Humor was an explicit part of some of Stahl’s earlier work, literally spelled out with small text fragments she wrote. They resembled stand-up routines from comedians like George Carlin, funny but serious. Humor was used as a way of addressing themes, but the tone was essentially comedic. Only two pieces from this period are in the show. Created in 2011, An Apparition” and Not Okay have only existed digitally until now.

“In general I think my writing has become more serious,” Stahl says. “Not necessarily darker, but maybe less light.” Stahl no longer writes texts for her art and what remains of the humor is dark. New works do not include as many American culture objects, although there are some exceptions, like an image of Pringle’s cans that looks like smokestacks exploding. The focus of the show is on recurring themes in Stahl’s work. Big Gulp, for example, is a detritus of Big Gulps, sun-bleached enough to seem apocalyptic. Stahl frequently finds objects that have succumbed to natural decay after being thrown away.

Darker palettes and political references are prominent in the new works. Perhaps Stahl noticed the American presidential election. Hand gestures create donkeys and elephants. The hands work together to create an eagle. Hands that once presented collage elements become puppeteers. Oversized, they play with miniature props.

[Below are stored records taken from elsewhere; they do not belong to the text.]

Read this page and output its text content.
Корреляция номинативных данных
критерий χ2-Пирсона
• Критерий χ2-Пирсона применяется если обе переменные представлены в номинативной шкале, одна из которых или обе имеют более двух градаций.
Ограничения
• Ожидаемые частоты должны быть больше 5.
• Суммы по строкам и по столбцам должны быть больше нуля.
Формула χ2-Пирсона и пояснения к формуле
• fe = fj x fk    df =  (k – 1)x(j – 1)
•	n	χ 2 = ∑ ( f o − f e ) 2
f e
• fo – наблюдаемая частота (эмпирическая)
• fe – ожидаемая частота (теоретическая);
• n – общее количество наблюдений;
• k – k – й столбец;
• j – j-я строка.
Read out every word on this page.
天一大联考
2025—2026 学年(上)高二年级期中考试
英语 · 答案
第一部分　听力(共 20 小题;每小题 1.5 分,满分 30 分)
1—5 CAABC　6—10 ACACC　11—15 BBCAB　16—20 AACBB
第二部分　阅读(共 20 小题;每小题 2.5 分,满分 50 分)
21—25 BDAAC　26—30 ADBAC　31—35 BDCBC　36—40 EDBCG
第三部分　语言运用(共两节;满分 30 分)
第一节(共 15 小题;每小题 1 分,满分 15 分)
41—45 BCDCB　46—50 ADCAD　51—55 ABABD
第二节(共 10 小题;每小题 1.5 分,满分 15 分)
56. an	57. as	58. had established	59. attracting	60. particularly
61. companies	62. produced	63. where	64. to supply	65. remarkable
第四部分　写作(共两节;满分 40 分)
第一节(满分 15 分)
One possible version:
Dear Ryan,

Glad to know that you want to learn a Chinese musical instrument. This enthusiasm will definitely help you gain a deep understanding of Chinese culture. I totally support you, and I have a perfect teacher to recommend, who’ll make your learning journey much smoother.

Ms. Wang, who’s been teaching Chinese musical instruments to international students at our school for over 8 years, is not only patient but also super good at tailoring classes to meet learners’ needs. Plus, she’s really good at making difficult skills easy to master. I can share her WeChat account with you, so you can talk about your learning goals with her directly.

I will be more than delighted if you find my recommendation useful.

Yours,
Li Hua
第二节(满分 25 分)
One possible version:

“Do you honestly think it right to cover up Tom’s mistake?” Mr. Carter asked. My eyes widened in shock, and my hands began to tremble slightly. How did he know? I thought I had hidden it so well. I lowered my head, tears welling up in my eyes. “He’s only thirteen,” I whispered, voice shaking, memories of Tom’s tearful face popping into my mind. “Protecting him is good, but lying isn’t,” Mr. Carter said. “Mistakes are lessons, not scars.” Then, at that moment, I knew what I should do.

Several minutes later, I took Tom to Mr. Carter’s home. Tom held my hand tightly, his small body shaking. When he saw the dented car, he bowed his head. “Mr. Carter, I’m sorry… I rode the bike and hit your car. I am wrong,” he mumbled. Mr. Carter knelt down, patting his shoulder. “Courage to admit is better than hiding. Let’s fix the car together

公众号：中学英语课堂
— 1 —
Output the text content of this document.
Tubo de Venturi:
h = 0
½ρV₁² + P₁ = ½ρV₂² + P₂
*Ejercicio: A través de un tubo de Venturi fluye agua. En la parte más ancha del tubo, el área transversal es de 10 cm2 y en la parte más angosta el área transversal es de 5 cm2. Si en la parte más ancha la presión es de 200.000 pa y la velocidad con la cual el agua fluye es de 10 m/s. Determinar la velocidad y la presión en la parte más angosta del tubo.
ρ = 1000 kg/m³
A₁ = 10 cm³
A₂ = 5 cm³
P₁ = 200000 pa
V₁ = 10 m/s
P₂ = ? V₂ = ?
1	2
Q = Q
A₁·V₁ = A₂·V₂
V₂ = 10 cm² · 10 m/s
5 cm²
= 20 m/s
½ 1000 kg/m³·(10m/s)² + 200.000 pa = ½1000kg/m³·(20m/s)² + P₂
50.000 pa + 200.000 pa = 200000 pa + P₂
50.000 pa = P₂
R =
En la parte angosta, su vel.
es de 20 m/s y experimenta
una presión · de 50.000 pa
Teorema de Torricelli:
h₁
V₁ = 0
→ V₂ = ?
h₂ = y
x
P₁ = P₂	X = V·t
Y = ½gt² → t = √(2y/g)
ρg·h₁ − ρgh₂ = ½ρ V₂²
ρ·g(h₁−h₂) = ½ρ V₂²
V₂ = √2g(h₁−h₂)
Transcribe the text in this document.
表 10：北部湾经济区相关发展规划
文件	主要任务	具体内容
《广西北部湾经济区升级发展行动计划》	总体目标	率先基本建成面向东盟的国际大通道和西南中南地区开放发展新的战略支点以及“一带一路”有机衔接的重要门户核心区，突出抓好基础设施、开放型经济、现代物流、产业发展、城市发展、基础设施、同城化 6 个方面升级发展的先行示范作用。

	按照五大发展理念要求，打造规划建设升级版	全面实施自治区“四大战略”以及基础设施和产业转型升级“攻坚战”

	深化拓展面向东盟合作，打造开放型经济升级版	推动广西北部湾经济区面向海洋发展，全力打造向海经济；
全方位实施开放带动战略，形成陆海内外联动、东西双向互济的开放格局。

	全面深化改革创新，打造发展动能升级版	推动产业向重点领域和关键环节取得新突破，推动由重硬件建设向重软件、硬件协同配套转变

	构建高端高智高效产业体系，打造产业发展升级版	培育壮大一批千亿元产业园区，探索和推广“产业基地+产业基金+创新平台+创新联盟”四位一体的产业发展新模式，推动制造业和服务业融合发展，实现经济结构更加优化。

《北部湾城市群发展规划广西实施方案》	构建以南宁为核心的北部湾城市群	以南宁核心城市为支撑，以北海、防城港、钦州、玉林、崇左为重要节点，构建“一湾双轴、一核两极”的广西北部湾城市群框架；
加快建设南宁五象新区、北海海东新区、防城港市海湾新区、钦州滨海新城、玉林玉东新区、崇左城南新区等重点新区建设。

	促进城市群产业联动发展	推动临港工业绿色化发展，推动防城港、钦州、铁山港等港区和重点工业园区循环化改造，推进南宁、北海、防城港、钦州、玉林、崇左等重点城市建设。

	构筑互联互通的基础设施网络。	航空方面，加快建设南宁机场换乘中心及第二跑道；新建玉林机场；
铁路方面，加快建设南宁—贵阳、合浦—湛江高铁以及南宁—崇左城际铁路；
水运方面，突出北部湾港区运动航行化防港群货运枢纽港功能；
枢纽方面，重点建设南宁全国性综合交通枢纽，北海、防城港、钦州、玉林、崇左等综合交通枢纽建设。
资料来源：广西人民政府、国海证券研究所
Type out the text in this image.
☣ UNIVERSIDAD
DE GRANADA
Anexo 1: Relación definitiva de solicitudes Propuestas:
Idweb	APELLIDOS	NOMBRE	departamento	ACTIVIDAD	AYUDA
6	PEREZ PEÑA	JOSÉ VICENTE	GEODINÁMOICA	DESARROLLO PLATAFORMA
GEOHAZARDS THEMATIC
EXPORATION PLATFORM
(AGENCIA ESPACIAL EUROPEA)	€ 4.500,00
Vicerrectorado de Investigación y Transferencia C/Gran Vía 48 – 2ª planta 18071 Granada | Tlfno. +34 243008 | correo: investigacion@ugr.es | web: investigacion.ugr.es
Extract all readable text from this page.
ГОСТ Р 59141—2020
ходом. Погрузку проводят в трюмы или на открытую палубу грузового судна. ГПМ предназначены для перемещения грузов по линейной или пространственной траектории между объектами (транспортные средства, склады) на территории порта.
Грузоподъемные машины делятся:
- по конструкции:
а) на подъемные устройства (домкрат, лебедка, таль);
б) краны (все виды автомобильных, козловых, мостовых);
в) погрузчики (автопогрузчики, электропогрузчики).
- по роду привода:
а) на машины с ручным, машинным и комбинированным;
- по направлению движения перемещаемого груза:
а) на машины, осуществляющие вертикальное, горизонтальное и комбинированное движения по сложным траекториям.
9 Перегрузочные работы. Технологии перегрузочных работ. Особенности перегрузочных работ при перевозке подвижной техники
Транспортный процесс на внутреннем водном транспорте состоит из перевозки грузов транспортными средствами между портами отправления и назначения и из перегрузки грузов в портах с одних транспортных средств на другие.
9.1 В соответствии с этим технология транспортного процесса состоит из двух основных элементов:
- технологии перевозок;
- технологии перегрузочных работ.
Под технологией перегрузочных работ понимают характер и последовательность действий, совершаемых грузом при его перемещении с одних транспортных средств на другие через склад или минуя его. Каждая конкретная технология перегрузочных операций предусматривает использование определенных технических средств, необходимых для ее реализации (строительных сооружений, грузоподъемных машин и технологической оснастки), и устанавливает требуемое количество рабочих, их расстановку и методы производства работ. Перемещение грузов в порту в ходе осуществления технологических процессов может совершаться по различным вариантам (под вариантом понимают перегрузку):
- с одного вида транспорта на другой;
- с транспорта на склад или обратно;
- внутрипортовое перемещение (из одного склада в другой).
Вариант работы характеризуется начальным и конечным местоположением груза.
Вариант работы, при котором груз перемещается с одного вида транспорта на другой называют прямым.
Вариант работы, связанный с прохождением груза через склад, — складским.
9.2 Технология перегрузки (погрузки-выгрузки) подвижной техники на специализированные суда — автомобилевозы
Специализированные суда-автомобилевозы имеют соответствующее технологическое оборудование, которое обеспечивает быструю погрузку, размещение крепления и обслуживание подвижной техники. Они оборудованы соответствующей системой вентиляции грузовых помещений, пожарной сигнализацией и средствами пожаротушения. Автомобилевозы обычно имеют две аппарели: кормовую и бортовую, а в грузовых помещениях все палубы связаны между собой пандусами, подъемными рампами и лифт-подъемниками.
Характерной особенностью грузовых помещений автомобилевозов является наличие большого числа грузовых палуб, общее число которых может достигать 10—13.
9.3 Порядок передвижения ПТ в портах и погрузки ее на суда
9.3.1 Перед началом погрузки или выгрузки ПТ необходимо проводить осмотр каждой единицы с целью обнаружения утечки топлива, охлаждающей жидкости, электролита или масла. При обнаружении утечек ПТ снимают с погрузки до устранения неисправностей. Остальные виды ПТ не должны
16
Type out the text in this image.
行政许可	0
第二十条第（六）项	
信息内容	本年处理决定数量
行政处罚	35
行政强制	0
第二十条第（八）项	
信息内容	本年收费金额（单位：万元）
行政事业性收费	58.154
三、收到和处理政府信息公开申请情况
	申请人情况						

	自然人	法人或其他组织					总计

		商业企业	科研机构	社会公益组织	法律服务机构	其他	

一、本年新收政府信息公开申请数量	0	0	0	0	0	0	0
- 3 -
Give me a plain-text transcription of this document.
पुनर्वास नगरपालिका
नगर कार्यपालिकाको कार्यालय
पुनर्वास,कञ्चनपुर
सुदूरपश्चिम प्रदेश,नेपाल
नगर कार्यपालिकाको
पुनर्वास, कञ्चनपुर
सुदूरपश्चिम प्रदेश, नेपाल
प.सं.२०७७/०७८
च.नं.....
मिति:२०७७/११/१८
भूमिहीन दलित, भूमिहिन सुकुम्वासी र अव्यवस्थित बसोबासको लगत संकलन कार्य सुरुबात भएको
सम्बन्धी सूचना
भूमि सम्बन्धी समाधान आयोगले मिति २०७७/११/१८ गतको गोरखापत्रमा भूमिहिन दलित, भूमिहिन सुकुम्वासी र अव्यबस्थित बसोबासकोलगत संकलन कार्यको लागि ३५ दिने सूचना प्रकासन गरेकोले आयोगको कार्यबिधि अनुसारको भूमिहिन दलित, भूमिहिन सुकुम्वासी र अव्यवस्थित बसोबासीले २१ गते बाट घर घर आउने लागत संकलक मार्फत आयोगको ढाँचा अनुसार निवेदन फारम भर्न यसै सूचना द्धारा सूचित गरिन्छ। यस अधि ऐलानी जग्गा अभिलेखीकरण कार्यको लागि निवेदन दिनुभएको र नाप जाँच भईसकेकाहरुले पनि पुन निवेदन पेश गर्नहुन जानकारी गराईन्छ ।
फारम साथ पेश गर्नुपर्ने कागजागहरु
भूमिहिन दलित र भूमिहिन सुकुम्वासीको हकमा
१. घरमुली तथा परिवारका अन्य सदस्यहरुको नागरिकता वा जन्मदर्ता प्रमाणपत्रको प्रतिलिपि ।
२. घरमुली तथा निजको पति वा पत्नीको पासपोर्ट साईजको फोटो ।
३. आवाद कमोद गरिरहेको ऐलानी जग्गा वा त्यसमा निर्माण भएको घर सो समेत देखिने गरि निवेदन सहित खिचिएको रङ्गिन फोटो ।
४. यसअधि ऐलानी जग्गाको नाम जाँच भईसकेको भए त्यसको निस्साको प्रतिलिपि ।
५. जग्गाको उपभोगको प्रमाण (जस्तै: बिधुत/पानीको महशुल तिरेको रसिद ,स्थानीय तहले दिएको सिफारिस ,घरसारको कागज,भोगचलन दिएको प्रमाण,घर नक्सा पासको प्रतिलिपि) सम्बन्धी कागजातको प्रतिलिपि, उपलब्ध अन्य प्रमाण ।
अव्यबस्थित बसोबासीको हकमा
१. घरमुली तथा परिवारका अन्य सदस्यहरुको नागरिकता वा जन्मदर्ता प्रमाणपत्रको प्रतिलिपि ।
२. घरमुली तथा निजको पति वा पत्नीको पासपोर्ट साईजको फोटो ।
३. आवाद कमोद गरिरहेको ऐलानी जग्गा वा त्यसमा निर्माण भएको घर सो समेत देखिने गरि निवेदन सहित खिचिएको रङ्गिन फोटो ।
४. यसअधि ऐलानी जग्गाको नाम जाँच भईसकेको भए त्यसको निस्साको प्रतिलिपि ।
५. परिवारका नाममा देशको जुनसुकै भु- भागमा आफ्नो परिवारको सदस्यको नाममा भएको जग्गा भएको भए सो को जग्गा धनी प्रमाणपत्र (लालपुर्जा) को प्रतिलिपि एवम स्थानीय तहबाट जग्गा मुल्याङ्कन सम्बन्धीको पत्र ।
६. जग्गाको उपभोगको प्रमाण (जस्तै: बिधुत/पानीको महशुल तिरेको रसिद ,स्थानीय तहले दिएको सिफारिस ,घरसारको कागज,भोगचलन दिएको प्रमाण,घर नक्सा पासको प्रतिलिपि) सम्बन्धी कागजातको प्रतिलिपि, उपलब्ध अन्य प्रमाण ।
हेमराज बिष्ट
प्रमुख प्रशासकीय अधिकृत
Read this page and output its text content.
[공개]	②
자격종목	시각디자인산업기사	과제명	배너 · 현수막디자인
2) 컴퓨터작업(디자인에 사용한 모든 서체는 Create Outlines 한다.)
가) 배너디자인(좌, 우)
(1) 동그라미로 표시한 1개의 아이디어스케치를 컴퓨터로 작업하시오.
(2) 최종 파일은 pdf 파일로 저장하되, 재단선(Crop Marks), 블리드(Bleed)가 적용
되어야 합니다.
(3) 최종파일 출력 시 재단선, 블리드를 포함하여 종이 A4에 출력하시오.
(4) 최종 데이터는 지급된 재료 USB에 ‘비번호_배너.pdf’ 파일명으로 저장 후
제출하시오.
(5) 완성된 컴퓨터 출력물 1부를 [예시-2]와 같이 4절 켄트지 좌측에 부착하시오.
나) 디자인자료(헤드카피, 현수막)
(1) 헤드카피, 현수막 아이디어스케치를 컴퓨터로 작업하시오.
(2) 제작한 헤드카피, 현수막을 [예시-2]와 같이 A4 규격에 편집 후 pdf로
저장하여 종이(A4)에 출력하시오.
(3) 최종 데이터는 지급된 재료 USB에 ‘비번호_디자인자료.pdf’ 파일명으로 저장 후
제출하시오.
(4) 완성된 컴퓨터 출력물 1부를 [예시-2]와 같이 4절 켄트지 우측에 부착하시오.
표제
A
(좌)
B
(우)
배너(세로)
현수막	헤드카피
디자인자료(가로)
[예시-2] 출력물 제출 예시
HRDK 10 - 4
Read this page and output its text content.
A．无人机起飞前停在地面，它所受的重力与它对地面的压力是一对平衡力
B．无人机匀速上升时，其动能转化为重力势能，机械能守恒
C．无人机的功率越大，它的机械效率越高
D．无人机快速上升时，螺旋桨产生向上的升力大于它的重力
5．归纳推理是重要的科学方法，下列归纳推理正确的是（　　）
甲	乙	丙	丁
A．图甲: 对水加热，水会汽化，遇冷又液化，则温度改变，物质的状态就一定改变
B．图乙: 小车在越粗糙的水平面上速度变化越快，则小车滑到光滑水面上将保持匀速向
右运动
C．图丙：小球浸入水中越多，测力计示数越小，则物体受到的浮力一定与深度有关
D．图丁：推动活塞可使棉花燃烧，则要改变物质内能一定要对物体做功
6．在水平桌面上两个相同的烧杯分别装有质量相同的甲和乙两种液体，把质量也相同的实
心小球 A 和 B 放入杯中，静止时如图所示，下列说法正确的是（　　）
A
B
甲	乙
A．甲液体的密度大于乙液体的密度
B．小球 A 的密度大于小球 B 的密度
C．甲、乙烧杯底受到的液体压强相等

Stahl’s art leaves things in a murky grey area. On the one hand, it could be naïve, not making a stand for or against the issues she alludes to with imagery. But the work also embodies the idea of a fluid identity without diametric or clear oppositions, offering an oblique third stance. Stahl’s responses to issues like consumption are not standardized, which gives viewers pause.

The Concentrations series is now in its thirty-fifth year at the Dallas Museum of Art and Lucie Stahl is the sixtieth installment. “I think it’s an important milestone for the Concentrations series,” Ritter says. The program historically features emerging and underrepresented artists on an international level. But over the years, there has increasingly been an effort to give artists their first American solo museum shows, which is the case with Lucie Stahl.

“She’s had a lot of attention and exhibiting in Europe,” Ritter says. “But lesser so here. It’s great to be able to present that to a Dallas audience.”

—JEREMY HALLOCK
Jeremy Hallock is a journalist based in Dallas.